3. Is it just rude, edgy, or offensive — but not illegal and not targeted?

If yes → vote Let it stand. Even if you wouldn't say it. Even if it's wrong. Even if it's gross. The reporter can mute, block, or scroll. The heat system tracks patterns of repeated nastiness across many reports — your job isn't to police tone in this one message.

Examples

These are illustrative. Real reports vary; trust the framework, not the example.

"This new traffic camera is bullshit. The city council can eat my ass."

Political opinion + profanity + crude language. Not illegal, not targeting an identifiable person, no threats.

Vote: Let it stand allow

"Karen at 412 Maple Ave is the worst. Here's her number: 555-0123. Someone make her life hell."

The violation isn't the address — Karen's neighbors plausibly know where she lives. The violation is "someone make her life hell" — incitement attached to identifying information.

Vote: Remove remove

User A: "Best pizza around here?"   User B: "Frank's, 312-111-1111, 123 Fake St"

A local recommendation in a local teacup. Pattern looks like personal info, but it's a business in the neighborhood being recommended to neighbors. Not a violation.

Vote: Let it stand allow

Posted in the World tier: "My ex Sarah lives at 88 Birch Lane in Tulsa, here's her number"

Personal info about a specific person, posted to an audience that has zero local context. The protective effect of "her neighbors already know" doesn't apply when the audience is the whole planet.

Vote: Remove remove

"I had a really bad miscarriage last week and I'm not okay."

Sensitive personal disclosure. Not a violation of anything.

Vote: Let it stand allow

"All [ethnic slur] should be rounded up."

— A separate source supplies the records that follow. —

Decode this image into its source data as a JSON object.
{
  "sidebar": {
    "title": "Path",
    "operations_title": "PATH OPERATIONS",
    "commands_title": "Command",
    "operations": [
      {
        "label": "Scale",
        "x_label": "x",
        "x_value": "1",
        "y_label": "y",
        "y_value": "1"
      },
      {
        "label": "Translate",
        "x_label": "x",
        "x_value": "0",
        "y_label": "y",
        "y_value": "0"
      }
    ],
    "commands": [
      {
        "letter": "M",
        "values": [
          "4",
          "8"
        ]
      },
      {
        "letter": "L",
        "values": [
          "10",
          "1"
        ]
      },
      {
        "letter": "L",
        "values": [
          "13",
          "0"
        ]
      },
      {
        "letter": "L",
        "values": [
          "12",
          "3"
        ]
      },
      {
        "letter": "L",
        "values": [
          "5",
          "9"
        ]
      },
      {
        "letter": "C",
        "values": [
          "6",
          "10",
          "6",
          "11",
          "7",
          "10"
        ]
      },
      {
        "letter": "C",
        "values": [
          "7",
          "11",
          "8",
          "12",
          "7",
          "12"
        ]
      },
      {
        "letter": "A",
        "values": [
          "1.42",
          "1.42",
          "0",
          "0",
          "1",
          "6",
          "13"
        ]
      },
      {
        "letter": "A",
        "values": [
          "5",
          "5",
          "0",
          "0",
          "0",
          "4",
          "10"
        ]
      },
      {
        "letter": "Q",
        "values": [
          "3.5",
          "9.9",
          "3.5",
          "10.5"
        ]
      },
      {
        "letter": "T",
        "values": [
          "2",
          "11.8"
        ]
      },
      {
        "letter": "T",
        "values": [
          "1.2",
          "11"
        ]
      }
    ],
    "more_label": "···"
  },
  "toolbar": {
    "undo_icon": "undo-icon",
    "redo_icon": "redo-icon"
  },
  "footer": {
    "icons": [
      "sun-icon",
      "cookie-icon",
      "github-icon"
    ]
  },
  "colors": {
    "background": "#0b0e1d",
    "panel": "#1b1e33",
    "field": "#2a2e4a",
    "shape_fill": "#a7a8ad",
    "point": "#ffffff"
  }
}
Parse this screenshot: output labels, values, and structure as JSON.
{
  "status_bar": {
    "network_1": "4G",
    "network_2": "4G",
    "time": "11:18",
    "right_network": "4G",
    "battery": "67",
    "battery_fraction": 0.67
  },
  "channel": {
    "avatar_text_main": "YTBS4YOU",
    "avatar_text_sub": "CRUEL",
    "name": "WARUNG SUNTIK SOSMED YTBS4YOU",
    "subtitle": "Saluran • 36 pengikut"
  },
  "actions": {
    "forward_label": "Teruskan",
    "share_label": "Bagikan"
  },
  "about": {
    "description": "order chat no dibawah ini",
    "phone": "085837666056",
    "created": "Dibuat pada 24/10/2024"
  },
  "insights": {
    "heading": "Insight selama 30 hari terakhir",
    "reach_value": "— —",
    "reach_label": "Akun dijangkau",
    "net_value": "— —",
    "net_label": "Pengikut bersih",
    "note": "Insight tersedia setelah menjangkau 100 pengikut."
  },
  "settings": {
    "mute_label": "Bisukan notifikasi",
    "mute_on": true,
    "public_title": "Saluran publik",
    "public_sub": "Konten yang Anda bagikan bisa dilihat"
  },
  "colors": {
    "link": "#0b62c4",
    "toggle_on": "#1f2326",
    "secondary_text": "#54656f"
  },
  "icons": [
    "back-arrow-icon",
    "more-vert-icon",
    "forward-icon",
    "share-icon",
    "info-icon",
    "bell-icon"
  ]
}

Hate speech calling for harm against a protected group.

Vote: Remove remove

"Your mayor is an idiot and corrupt."

Criticism of a public figure. Strong but legal.

Vote: Let it stand allow

Same user, fifth time this week, posting things like "this block is full of losers"

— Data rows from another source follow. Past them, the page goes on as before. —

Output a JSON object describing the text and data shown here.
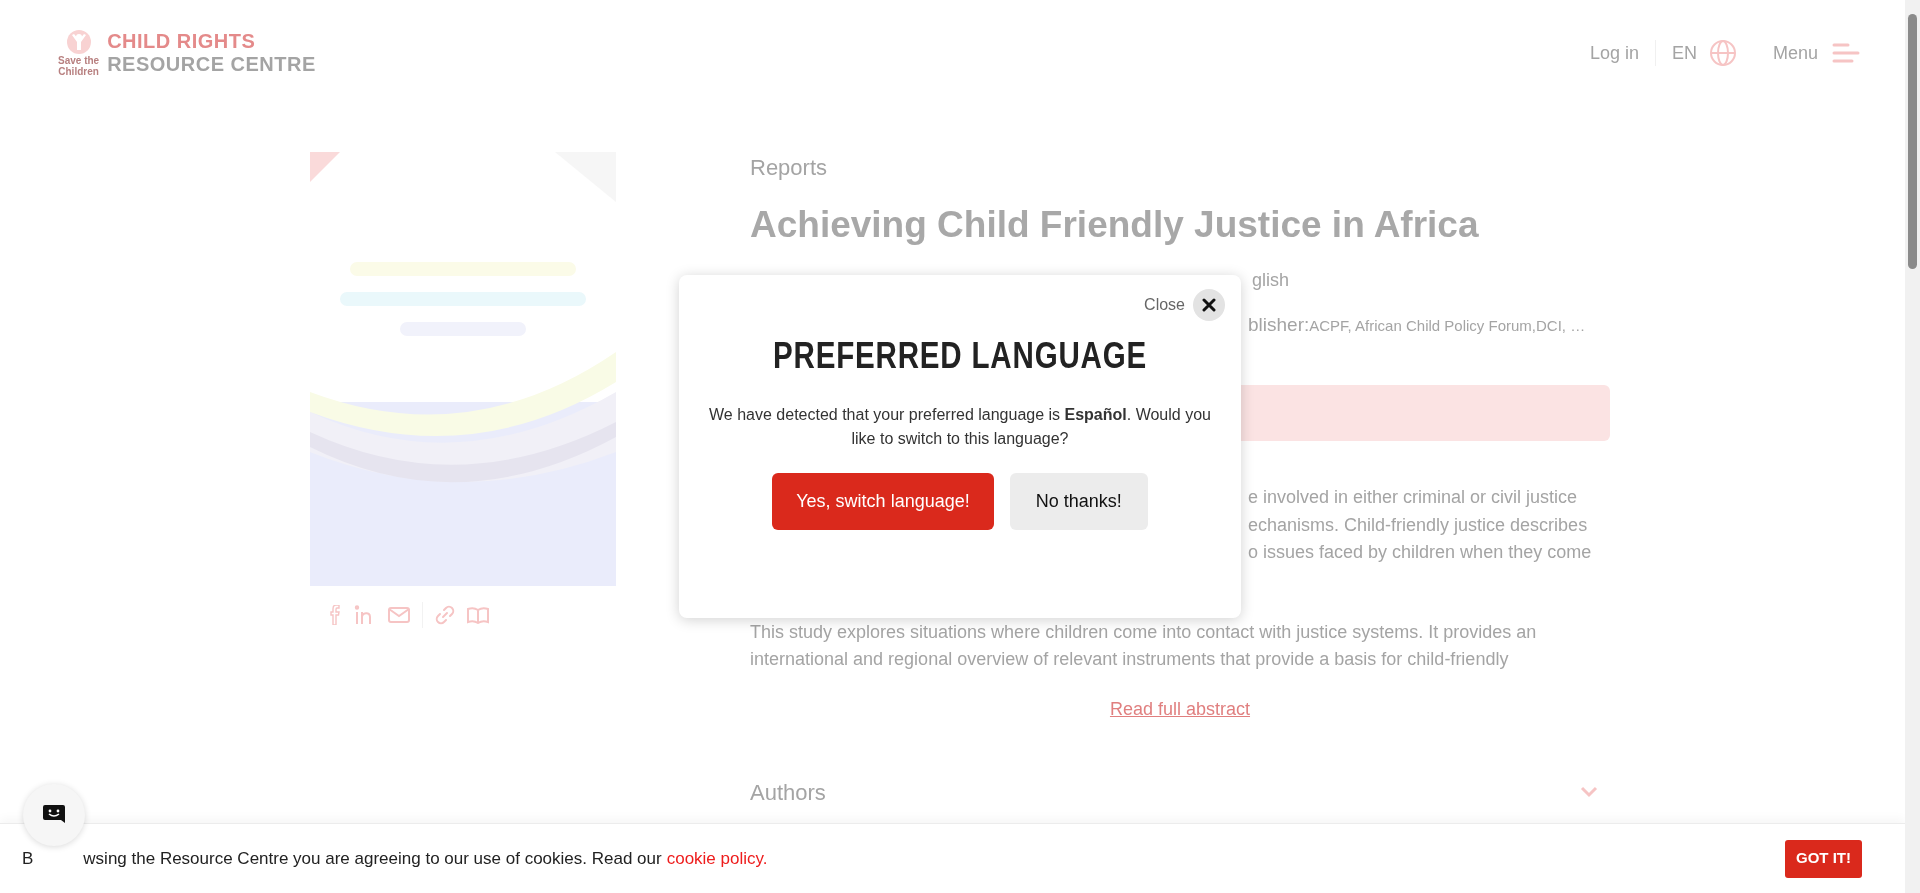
{
  "header": {
    "logo": {
      "org_line1": "Save the",
      "org_line2": "Children",
      "line1": "CHILD RIGHTS",
      "line2": "RESOURCE CENTRE"
    },
    "login": "Log in",
    "language": "EN",
    "menu": "Menu"
  },
  "document": {
    "category": "Reports",
    "title": "Achieving Child Friendly Justice in Africa",
    "language_fragment": "glish",
    "publisher_fragment": "blisher:",
    "publisher_value": "ACPF, African Child Policy Forum,DCI, …",
    "abstract_fragments": [
      "e involved in either criminal or civil justice",
      "echanisms. Child-friendly justice describes",
      "o issues faced by children when they come"
    ],
    "abstract_lines": [
      "This study explores situations where children come into contact with justice systems. It provides an",
      "international and regional overview of relevant instruments that provide a basis for child-friendly"
    ],
    "read_more": "Read full abstract"
  },
  "sections": [
    {
      "title": "Authors",
      "expanded": false
    }
  ],
  "modal": {
    "close_label": "Close",
    "title": "PREFERRED LANGUAGE",
    "message": "We have detected that your preferred language is **Español**. Would you like to switch to this language?",
    "buttons": [
      {
        "label": "Yes, switch language!",
        "kind": "primary"
      },
      {
        "label": "No thanks!",
        "kind": "secondary"
      }
    ]
  },
  "cookie_bar": {
    "text_start": "B",
    "text_rest": "wsing the Resource Centre you are agreeing to our use of cookies. Read our",
    "link": "cookie policy.",
    "button": "GOT IT!"
  }
}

Individually mild. Pattern is hostile. The heat system handles patterns automatically — your single-message vote should reflect this single message, not the pattern.

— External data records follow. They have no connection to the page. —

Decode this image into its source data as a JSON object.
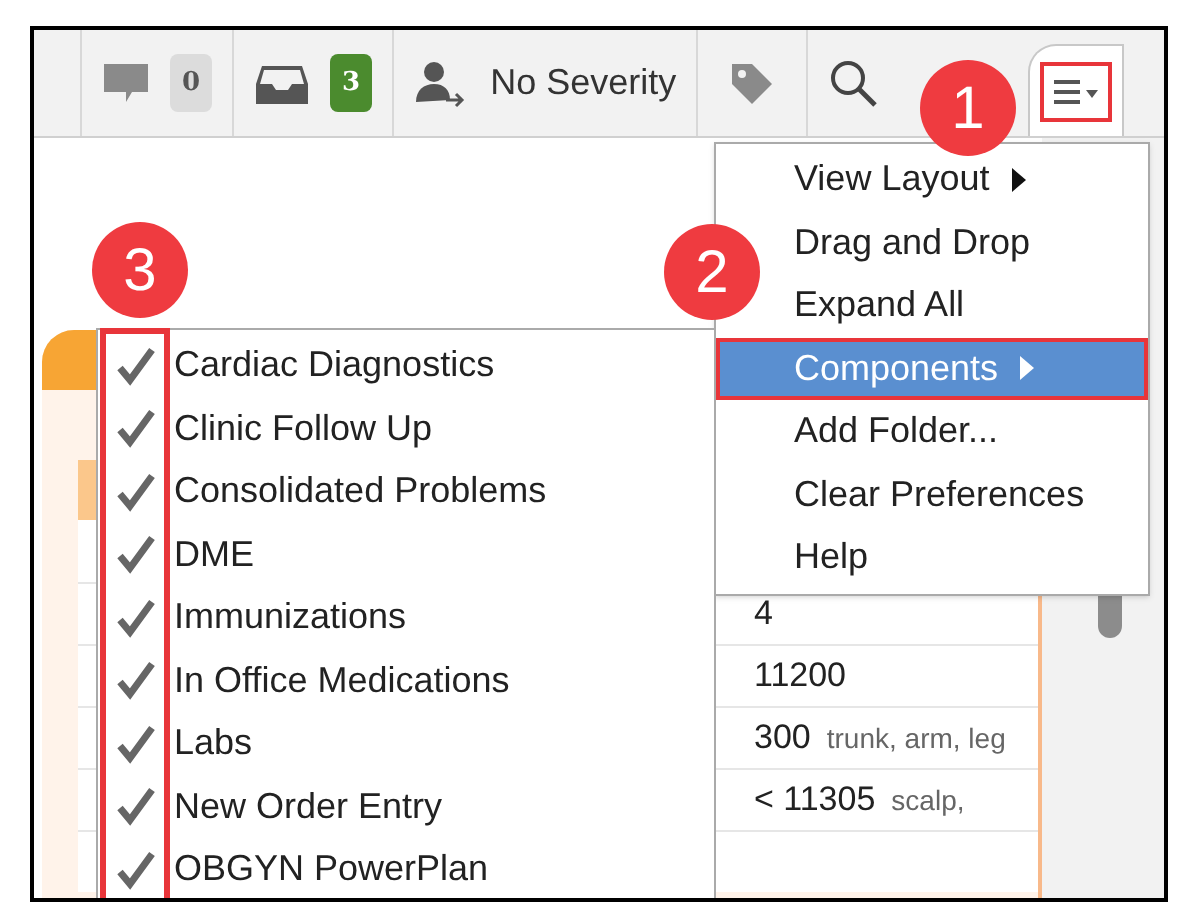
{
  "toolbar": {
    "comments_count": "0",
    "inbox_count": "3",
    "severity": "No Severity"
  },
  "menu": [
    {
      "label": "View Layout",
      "kind": "submenu",
      "selected": false
    },
    {
      "label": "Drag and Drop",
      "kind": "plain",
      "selected": false
    },
    {
      "label": "Expand All",
      "kind": "plain",
      "selected": false
    },
    {
      "label": "Components",
      "kind": "submenu",
      "selected": true
    },
    {
      "label": "Add Folder...",
      "kind": "plain",
      "selected": false
    },
    {
      "label": "Clear Preferences",
      "kind": "plain",
      "selected": false
    },
    {
      "label": "Help",
      "kind": "plain",
      "selected": false
    }
  ],
  "components": [
    {
      "label": "Cardiac Diagnostics",
      "checked": true
    },
    {
      "label": "Clinic Follow Up",
      "checked": true
    },
    {
      "label": "Consolidated Problems",
      "checked": true
    },
    {
      "label": "DME",
      "checked": true
    },
    {
      "label": "Immunizations",
      "checked": true
    },
    {
      "label": "In Office Medications",
      "checked": true
    },
    {
      "label": "Labs",
      "checked": true
    },
    {
      "label": "New Order Entry",
      "checked": true
    },
    {
      "label": "OBGYN PowerPlan",
      "checked": true
    }
  ],
  "card": {
    "rows": [
      {
        "column_2": "4"
      },
      {
        "column_2": "11200"
      },
      {
        "column_2": "300",
        "note": "trunk, arm, leg"
      },
      {
        "column_2": "< 11305",
        "note": "scalp,"
      }
    ]
  },
  "callouts": [
    "1",
    "2",
    "3"
  ]
}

Vote: Let it stand heat handles patterns

A photo that's clearly of a minor in a sexual context

CSAM. This should have been blocked by our content filter. If it reached you, vote and report immediately.

Vote: Remove remove + escalates to NCMEC

Reviewer safety

If something nasty reaches you, we're sorry

Our intent is to use technology from Hive.ai and the NCMEC to keep the worst of what gets reported from ever reaching you. Child sexual abuse material, severe violence, sexual abuse, and similar content is supposed to be caught and removed by these automated systems before any reviewer is asked to look at it. We invest in those filters specifically so that the work you do is bounded — borderline tone calls, not trauma.

If something awful gets through, we're sorry. Tell us via support@teacups.com when this happens — every miss helps us tighten the next layer. And please take a break, talk to someone, step away. You don't owe us your wellbeing.

Rewards

How to become one

Reviewer invitations are earned, not requested. Once you've participated in teacups for a while and earned enough tea leaves through normal use, the app will offer you an invitation. There's no application, no interview, no background check — being an active neighbor is the qualification. Accept the invitation if you want to help; decline if you don't. If you decline, you can choose Not Right Now (we might invite you again later) or Don't Invite Me Again (we won't). If you opt out and change your mind, a toggle appears in Preferences to re-enable invitations.

If you're already a reviewer, you can step away anytime — Resign as Reviewer is in both the chat menu and Preferences. After a short break you'll see Rejoin Community Reviewers in the chat menu.